Location: Produce Safety and Microbiology ResearchTitle: MALDI-TOF-TOF tandem mass spectrometry (MS/MS) for rapid top-down proteomic identification of bacterial proteins and toxins
Submitted to: Meeting Proceedings
Publication Type: Proceedings
Publication Acceptance Date: 1/3/2018
Publication Date: 1/23/2018
Citation: Fagerquist, C.K. 2018. MALDI-TOF-TOF tandem mass spectrometry (MS/MS) for rapid top-down proteomic identification of bacterial proteins and toxins. Meeting Proceedings. In: Application to the Clinical Lab 2018. January 21-25, 2018, Palm Springs, CA.

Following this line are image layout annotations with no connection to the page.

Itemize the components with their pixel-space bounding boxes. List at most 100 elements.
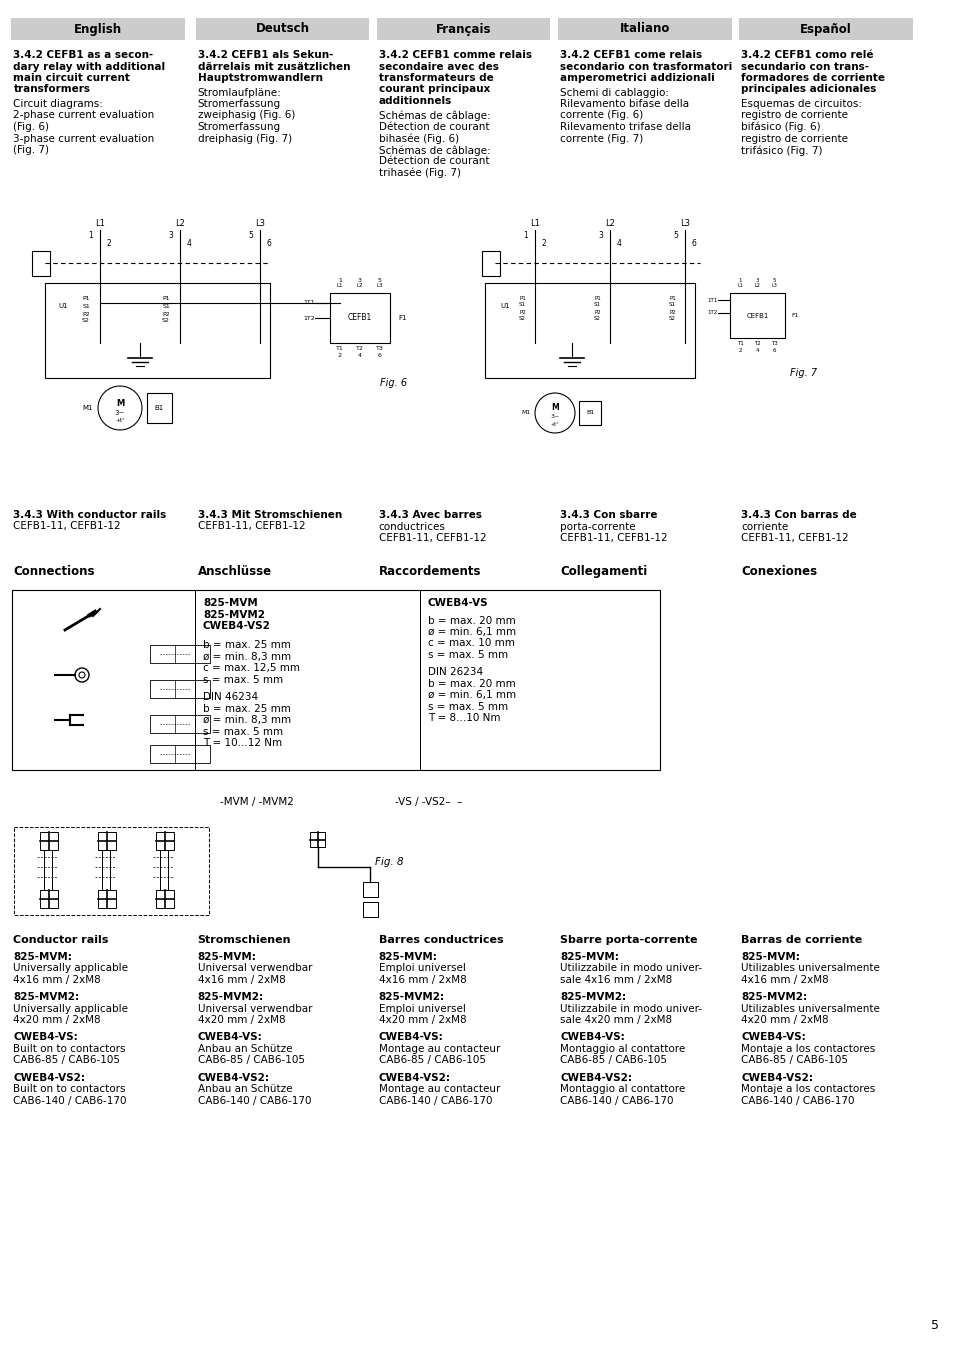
Text: Sbarre porta-corrente: Sbarre porta-corrente: [559, 936, 697, 945]
Text: P2: P2: [162, 312, 170, 316]
Bar: [680, 293, 688, 323]
Bar: [195, 18, 369, 40]
Text: s = max. 5 mm: s = max. 5 mm: [203, 726, 283, 737]
Text: 1T1: 1T1: [303, 301, 314, 305]
Text: 4x20 mm / 2xM8: 4x20 mm / 2xM8: [740, 1015, 828, 1025]
Text: 825-MVM2:: 825-MVM2:: [559, 992, 625, 1002]
Text: CAB6-140 / CAB6-170: CAB6-140 / CAB6-170: [559, 1096, 673, 1106]
Bar: [558, 18, 731, 40]
Text: 5: 5: [673, 231, 678, 240]
Text: CEFB1: CEFB1: [348, 313, 372, 323]
Bar: [729, 293, 784, 338]
Text: Utilizables universalmente: Utilizables universalmente: [740, 1003, 880, 1014]
Bar: [45, 284, 270, 378]
Text: S1: S1: [162, 304, 170, 309]
Text: 3.4.2 CEFB1 come relais: 3.4.2 CEFB1 come relais: [559, 50, 701, 59]
Bar: [310, 832, 325, 846]
Text: CEFB1-11, CEFB1-12: CEFB1-11, CEFB1-12: [559, 533, 667, 543]
Text: CAB6-85 / CAB6-105: CAB6-85 / CAB6-105: [559, 1056, 666, 1065]
Text: Français: Français: [436, 23, 491, 35]
Text: Universal verwendbar: Universal verwendbar: [197, 963, 312, 973]
Text: 1T2: 1T2: [303, 316, 314, 320]
Text: P1: P1: [594, 296, 600, 301]
Text: Fig. 8: Fig. 8: [375, 857, 403, 867]
Text: additionnels: additionnels: [378, 96, 452, 107]
Text: L1: L1: [95, 219, 105, 228]
Text: Circuit diagrams:: Circuit diagrams:: [13, 99, 103, 109]
Text: 4: 4: [357, 352, 361, 358]
Text: B1: B1: [585, 410, 594, 416]
Text: 825-MVM2:: 825-MVM2:: [13, 992, 79, 1002]
Text: Esquemas de circuitos:: Esquemas de circuitos:: [740, 99, 862, 109]
Text: bifásico (Fig. 6): bifásico (Fig. 6): [740, 122, 821, 132]
Text: 825-MVM2:: 825-MVM2:: [378, 992, 444, 1002]
Text: CEFB1-11, CEFB1-12: CEFB1-11, CEFB1-12: [740, 533, 848, 543]
Bar: [531, 293, 538, 323]
Text: 3.4.3 Con barras de: 3.4.3 Con barras de: [740, 510, 856, 520]
Text: U1: U1: [58, 302, 68, 309]
Text: Stromschienen: Stromschienen: [197, 936, 291, 945]
Text: T = 10...12 Nm: T = 10...12 Nm: [203, 738, 282, 748]
Text: S1: S1: [668, 302, 676, 308]
Text: P1: P1: [518, 296, 525, 301]
Text: CAB6-140 / CAB6-170: CAB6-140 / CAB6-170: [740, 1096, 854, 1106]
Bar: [363, 902, 377, 917]
Text: Utilizzabile in modo univer-: Utilizzabile in modo univer-: [559, 1003, 701, 1014]
Text: 3.4.2 CEFB1 as a secon-: 3.4.2 CEFB1 as a secon-: [13, 50, 153, 59]
Text: 1: 1: [522, 231, 527, 240]
Text: Built on to contactors: Built on to contactors: [13, 1084, 126, 1095]
Text: Montaje a los contactores: Montaje a los contactores: [740, 1044, 875, 1054]
Text: 1: 1: [738, 278, 741, 283]
Bar: [160, 850, 168, 890]
Text: Montaggio al contattore: Montaggio al contattore: [559, 1084, 684, 1095]
Text: L1: L1: [737, 284, 742, 288]
Text: Universal verwendbar: Universal verwendbar: [197, 1003, 312, 1014]
Text: 2: 2: [337, 352, 341, 358]
Text: CAB6-140 / CAB6-170: CAB6-140 / CAB6-170: [378, 1096, 492, 1106]
Text: CEFB1-11, CEFB1-12: CEFB1-11, CEFB1-12: [378, 533, 486, 543]
Text: 6: 6: [691, 239, 696, 247]
Text: M1: M1: [521, 410, 531, 416]
Text: 3: 3: [598, 231, 602, 240]
Text: 4: 4: [755, 348, 758, 352]
Text: Deutsch: Deutsch: [255, 23, 309, 35]
Text: 1: 1: [337, 278, 341, 283]
Circle shape: [75, 668, 89, 682]
Text: 4x16 mm / 2xM8: 4x16 mm / 2xM8: [197, 975, 285, 984]
Text: b = max. 25 mm: b = max. 25 mm: [203, 640, 291, 651]
Text: 3~: 3~: [114, 410, 125, 416]
Text: CWEB4-VS:: CWEB4-VS:: [197, 1033, 262, 1042]
Text: Montaje a los contactores: Montaje a los contactores: [740, 1084, 875, 1095]
Text: -MVM / -MVM2: -MVM / -MVM2: [220, 796, 294, 807]
Text: formadores de corriente: formadores de corriente: [740, 73, 884, 82]
Bar: [484, 284, 695, 378]
Text: 1T2: 1T2: [707, 310, 718, 316]
Text: 3: 3: [357, 278, 361, 283]
Text: S1: S1: [518, 302, 525, 308]
Text: s = max. 5 mm: s = max. 5 mm: [428, 649, 508, 660]
Text: Montaggio al contattore: Montaggio al contattore: [559, 1044, 684, 1054]
Text: T1: T1: [335, 346, 343, 351]
Text: S2: S2: [82, 319, 90, 324]
Bar: [376, 18, 550, 40]
Text: 6: 6: [377, 352, 381, 358]
Bar: [150, 680, 210, 698]
Text: S1: S1: [82, 304, 90, 309]
Text: 3.4.3 With conductor rails: 3.4.3 With conductor rails: [13, 510, 167, 520]
Text: (Fig. 6): (Fig. 6): [13, 122, 50, 132]
Circle shape: [79, 672, 85, 678]
Text: Español: Español: [800, 23, 851, 35]
Text: S2: S2: [594, 316, 600, 321]
Text: S2: S2: [518, 316, 525, 321]
Text: T = 8...10 Nm: T = 8...10 Nm: [428, 713, 500, 724]
Text: Collegamenti: Collegamenti: [559, 566, 647, 578]
Bar: [14, 828, 209, 915]
Text: T1: T1: [736, 342, 742, 346]
Text: Emploi universel: Emploi universel: [378, 1003, 465, 1014]
Text: zweiphasig (Fig. 6): zweiphasig (Fig. 6): [197, 111, 294, 120]
Text: 5: 5: [248, 231, 253, 240]
Text: P1: P1: [82, 296, 90, 301]
Text: transformers: transformers: [13, 85, 91, 94]
Bar: [102, 850, 110, 890]
Text: bihasée (Fig. 6): bihasée (Fig. 6): [378, 134, 458, 144]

Technical Abstract: Matrix-assisted laser desorption/ionization time-of-flight mass spectrometry (MALDI-TOF-MS) has found significant utility in the rapid identification of clinically important bacterial microorganisms. It is now in use worldwide in hospitals, central strain repositories/collections and research labs. Data analysis involves use of pattern recognition algorithms incorporated into software that rapidly identify/differentiate bacterial microorganisms by comparison of the MS “fingerprint” of an unknown microorganism to a database of known microorganisms. The ionized biomolecules that collectively constitute a MS “fingerprint” are not themselves identified by this approach, however the profile of ion peaks generated allows identification of the microorganism. The taxonomic resolution of this technique is dependent on the variability of the mass-to-charge of the biomolecule ions being detected across genus, species, sub-subspecies and strains. Beyond taxonomic identification, practitioners also need information about a bacterial strain such as its potential virulence (e.g. toxins) and antibiotic resistance factors. Although whole genome sequencing (WGS) can provide much of this information, it can only indicate which genes are present not whether they are expressed or under what conditions. MALDI-TOF-TOF tandem mass spectrometry (MS/MS), an extension of MALDI-TOF-MS, allows not just detection of ionized biomolecules but also isolation and fragmentation leading to identification of specific biomolecules thus providing information about pathogenicity or antimicrobial resistance. If the biomolecule is a protein, a top-down proteomic approach can leverage the ever-increasing amounts of genomic information from WGS by comparing MS/MS fragment ions to in silico fragment ions (derived from WGS) allowing identification of the protein as well as the source microorganism. This lecture will discuss in detail the technical issues involved in such an analysis.